Prove $L^1(\mathbb{R})\cap L^2(\mathbb{R})$ has empty interior both in $L^1(\mathbb{R})$ and in $L^2(\mathbb{R})$

Question

I suppose it has interior, so we can find an open ball of radius epsilon in $L^1(\mathbb{R})\cap L^2(\mathbb{R})$ and so that ball is contained in both the sets, so we can write: $$B_\varepsilon=\{u(x)\in L^1(\mathbb{R}):||u(x)||_{L^1}<\varepsilon\}=\{u(x)\in L^2(\mathbb{R}):||u(x)||_{L^2}<\varepsilon\}$$ But now I can't find the contradiction.
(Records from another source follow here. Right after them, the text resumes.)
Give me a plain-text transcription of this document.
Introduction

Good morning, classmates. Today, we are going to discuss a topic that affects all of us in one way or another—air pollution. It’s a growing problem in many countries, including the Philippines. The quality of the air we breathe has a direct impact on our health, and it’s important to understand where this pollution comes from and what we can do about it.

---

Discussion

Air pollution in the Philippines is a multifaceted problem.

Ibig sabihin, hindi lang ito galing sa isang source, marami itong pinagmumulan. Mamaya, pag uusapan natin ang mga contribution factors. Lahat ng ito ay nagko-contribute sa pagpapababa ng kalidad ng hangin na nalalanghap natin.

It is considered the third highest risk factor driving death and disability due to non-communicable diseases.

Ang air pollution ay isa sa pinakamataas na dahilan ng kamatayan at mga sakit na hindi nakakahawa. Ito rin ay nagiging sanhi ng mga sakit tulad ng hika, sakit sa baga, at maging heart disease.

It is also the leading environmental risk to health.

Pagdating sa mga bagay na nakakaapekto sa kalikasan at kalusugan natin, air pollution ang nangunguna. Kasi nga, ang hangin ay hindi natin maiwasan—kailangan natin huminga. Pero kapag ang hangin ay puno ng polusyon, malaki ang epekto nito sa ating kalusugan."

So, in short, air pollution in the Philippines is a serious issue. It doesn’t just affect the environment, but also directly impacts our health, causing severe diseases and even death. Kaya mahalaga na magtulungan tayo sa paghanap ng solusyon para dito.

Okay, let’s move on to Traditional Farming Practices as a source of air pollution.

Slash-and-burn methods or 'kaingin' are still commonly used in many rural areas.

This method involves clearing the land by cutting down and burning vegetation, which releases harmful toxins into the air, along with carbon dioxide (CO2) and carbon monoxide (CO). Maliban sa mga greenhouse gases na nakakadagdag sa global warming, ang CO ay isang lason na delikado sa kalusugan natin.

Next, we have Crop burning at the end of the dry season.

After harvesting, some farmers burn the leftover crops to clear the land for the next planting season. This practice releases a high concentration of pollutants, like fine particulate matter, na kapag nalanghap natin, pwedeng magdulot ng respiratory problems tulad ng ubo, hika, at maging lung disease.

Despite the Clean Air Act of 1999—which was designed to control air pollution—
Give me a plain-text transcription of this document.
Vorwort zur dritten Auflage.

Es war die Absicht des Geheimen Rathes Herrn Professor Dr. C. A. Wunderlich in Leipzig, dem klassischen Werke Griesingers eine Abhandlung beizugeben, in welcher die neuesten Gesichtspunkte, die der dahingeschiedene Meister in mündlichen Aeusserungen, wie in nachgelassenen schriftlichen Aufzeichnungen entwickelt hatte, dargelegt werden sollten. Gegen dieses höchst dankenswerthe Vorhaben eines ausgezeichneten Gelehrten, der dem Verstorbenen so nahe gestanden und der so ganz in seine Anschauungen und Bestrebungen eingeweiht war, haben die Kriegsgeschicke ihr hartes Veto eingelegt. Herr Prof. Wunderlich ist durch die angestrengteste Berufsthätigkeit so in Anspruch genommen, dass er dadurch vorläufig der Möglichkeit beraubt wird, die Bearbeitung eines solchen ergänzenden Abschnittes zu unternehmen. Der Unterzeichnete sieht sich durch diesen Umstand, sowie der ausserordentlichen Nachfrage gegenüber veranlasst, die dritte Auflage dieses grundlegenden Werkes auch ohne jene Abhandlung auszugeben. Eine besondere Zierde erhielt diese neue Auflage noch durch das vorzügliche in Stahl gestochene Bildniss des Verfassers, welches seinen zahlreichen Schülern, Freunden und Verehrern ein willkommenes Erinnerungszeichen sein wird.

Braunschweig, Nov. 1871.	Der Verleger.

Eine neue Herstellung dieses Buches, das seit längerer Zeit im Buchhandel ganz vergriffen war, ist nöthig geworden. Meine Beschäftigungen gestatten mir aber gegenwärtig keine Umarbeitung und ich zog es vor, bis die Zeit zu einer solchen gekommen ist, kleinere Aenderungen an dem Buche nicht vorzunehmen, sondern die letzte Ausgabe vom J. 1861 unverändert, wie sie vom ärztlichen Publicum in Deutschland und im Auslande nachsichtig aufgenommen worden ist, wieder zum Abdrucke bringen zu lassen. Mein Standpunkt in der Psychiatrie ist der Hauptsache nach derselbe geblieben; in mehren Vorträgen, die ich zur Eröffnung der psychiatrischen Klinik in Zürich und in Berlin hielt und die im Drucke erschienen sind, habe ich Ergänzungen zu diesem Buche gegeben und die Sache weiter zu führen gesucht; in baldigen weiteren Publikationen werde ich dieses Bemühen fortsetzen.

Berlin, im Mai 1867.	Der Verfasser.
I tried to compute the norms but I can't end with a contradiction. I can't find it at all. I don't know if this is the right way.

Answer 1

Suppose $f$ is an interior point in $L^{2}$. Consider $f+\frac 1 {nx} I_{x>1}$. Show that this sequence converges to $f$ in $L^{2}$ and none of these functions are in $L^{1}$. This proves that interior in $L^{2}$ is empty. For interior in $L^{1}$ consider $f+\frac 1 {n\sqrt x} I_{0<x<1}$.